Security is of paramount importance when using DeFi or Web3 applications, especially in non-custodial platforms like Eve Exchange, where you are solely responsible for the safety of your funds. Although our smart contracts are audited, Eve Exchange provides no guarantee as to the safety of trading on the protocol, and cannot be held responsible if an attacker gains access to your wallet(s).
To ensure the security of your assets, we encourage all users to employ diligent security practices.
MetaMask is a valuable tool for interacting with decentralised applications, but it's essential to understand that it's a hot wallet and susceptible to attack.

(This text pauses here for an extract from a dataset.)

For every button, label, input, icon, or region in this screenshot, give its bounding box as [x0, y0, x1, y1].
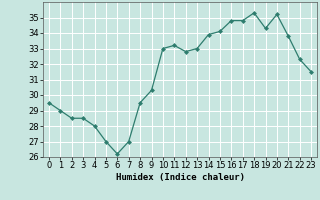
X-axis label: Humidex (Indice chaleur): Humidex (Indice chaleur) [116, 173, 244, 182]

If your MetaMask wallet holds significant funds, take these precautions:
- Stay informed about potential risks and be vigilant against malware, phishing attempts, and accidental exposure of private keys.
- Regularly backup your wallet and remember to sign out when not using it or when away from your device.

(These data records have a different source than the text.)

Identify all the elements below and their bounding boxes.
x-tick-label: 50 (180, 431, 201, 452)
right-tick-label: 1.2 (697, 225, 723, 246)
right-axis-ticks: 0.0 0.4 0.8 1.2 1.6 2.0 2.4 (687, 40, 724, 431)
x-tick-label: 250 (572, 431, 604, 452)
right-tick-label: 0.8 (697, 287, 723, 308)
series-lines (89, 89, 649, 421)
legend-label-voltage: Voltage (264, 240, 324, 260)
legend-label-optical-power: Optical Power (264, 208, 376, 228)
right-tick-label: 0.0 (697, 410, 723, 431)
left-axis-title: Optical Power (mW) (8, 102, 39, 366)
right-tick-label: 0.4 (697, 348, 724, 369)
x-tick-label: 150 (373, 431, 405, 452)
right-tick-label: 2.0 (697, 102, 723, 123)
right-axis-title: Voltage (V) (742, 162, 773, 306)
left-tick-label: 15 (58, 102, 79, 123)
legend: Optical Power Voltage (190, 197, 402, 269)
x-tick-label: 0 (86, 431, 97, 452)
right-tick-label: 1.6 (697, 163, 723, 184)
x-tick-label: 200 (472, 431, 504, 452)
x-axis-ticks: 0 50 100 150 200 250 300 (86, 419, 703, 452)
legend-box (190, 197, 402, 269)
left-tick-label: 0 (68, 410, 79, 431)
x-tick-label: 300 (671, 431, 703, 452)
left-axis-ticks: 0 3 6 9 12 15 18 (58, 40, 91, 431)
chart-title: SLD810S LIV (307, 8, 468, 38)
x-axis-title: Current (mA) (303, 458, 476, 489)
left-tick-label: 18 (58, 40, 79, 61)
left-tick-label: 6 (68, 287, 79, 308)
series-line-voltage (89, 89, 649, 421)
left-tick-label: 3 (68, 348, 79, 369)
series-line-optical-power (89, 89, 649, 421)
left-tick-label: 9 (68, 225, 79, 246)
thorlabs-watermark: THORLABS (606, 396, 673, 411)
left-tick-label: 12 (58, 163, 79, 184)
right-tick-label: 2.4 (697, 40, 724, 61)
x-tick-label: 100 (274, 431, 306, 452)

Below we provide some of our top security tips that are based on years of experience and could help you bolster your personal security practices - for more basic security practices please seek out reputable educational materials/courses (there are plenty available online).
- Create a dedicated trading-only user account on your computer and install premium antivirus protection, a firewall, and, if possible, an anti-keylogger. Avoid using this account for activities like email, social media, games, or chat applications.

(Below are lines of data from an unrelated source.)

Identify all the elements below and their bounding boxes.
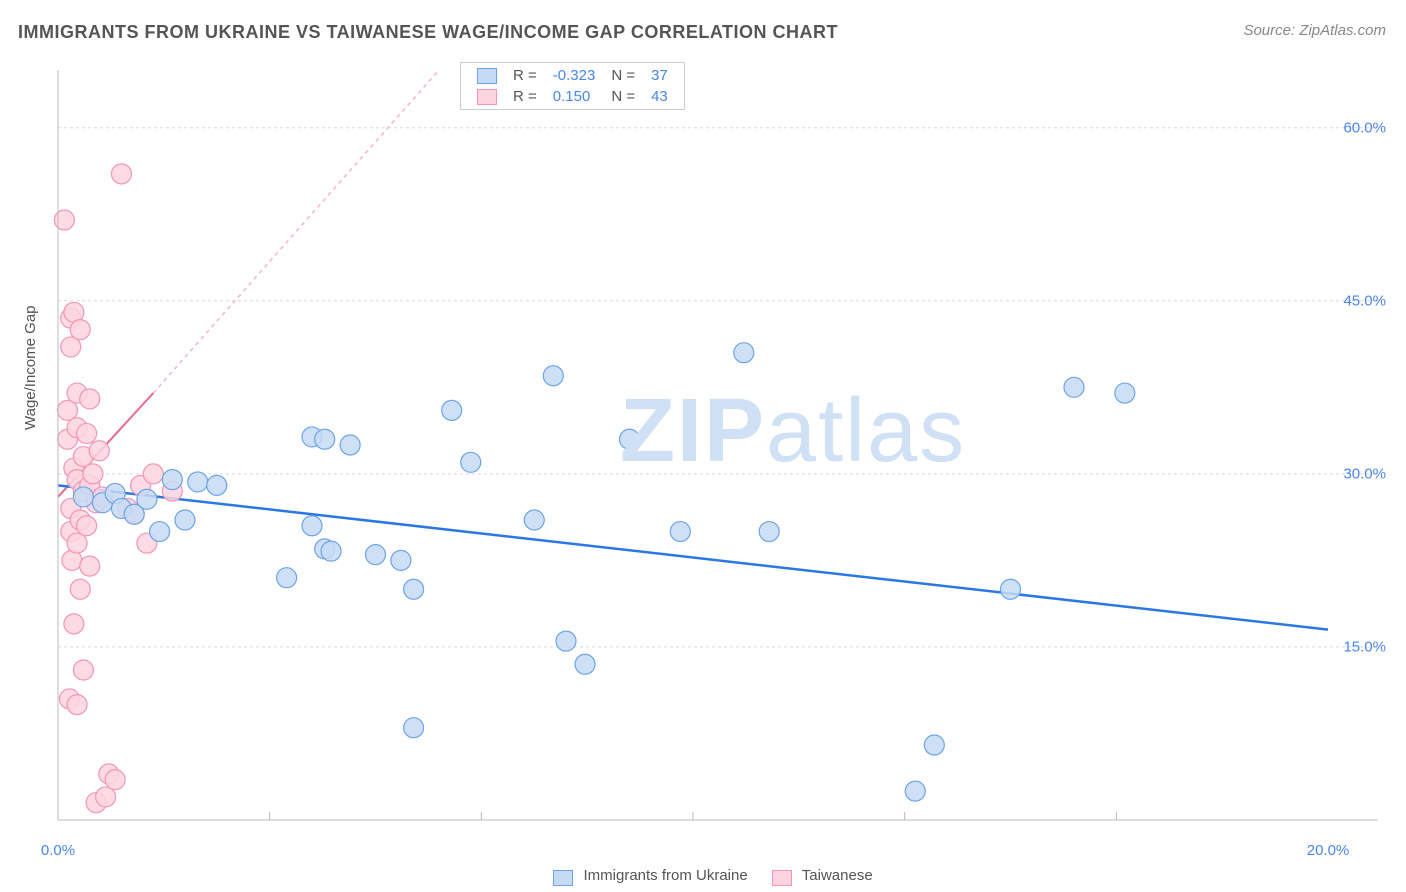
x-tick-label: 20.0% bbox=[1307, 842, 1350, 859]
legend-row-taiwanese: R = 0.150 N = 43 bbox=[469, 86, 676, 107]
swatch-taiwanese bbox=[772, 870, 792, 886]
legend-R-label: R = bbox=[505, 86, 545, 107]
watermark: ZIPatlas bbox=[620, 380, 966, 483]
legend-N-label: N = bbox=[603, 65, 643, 86]
legend-R-value: -0.323 bbox=[545, 65, 604, 86]
legend-row-ukraine: R = -0.323 N = 37 bbox=[469, 65, 676, 86]
swatch-ukraine bbox=[477, 68, 497, 84]
x-tick-label: 0.0% bbox=[41, 842, 75, 859]
y-tick-label: 45.0% bbox=[1343, 292, 1386, 309]
y-tick-label: 15.0% bbox=[1343, 638, 1386, 655]
y-tick-label: 60.0% bbox=[1343, 119, 1386, 136]
series-legend: Immigrants from Ukraine Taiwanese bbox=[0, 867, 1406, 884]
chart-title: IMMIGRANTS FROM UKRAINE VS TAIWANESE WAG… bbox=[18, 22, 838, 43]
y-tick-label: 30.0% bbox=[1343, 465, 1386, 482]
legend-label-taiwanese: Taiwanese bbox=[802, 867, 873, 884]
y-axis-label: Wage/Income Gap bbox=[22, 305, 39, 430]
correlation-legend: R = -0.323 N = 37 R = 0.150 N = 43 bbox=[460, 62, 685, 110]
legend-N-value: 37 bbox=[643, 65, 676, 86]
legend-R-value: 0.150 bbox=[545, 86, 604, 107]
source-attribution: Source: ZipAtlas.com bbox=[1243, 22, 1386, 39]
swatch-taiwanese bbox=[477, 89, 497, 105]
legend-N-label: N = bbox=[603, 86, 643, 107]
swatch-ukraine bbox=[553, 870, 573, 886]
legend-R-label: R = bbox=[505, 65, 545, 86]
legend-N-value: 43 bbox=[643, 86, 676, 107]
legend-label-ukraine: Immigrants from Ukraine bbox=[584, 867, 748, 884]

- Consider using a brand new cold storage wallet, such as a Ledger, exclusively for trading activities. Keep the recovery key/phrase in a physical fireproof safe, written down on paper (do not take photos or screenshots).
- Use a separate cold storage wallet solely for long-term savings, never for trading. Transfer assets to your trading wallet only when needed, and securely store the recovery key/phrase for this wallet too.
By following this approach, you can connect your trading cold storage wallet to MetaMask while keeping your savings wallet disconnected from the internet most of the time. This minimises exposure risks associated with trading activities.
Be cautious with password management software, as some providers have experienced data breaches. Never store recovery keys/phrases or private keys in password managers. If using a password manager, ensure it's based on zero-knowledge and zero-trust technology.
In conclusion, most cryptocurrency hacks stem from inadequate user practices, lack of knowledge, or negligence. By implementing the tips we've provided, you can significantly reduce the risk of losses at a relatively low cost of time and resources.
Remember, security is an ongoing process, and it's essential to stay informed about the latest security practices and continue learning from reputable sources to protect your assets effectively. Prioritise your security and stay safe.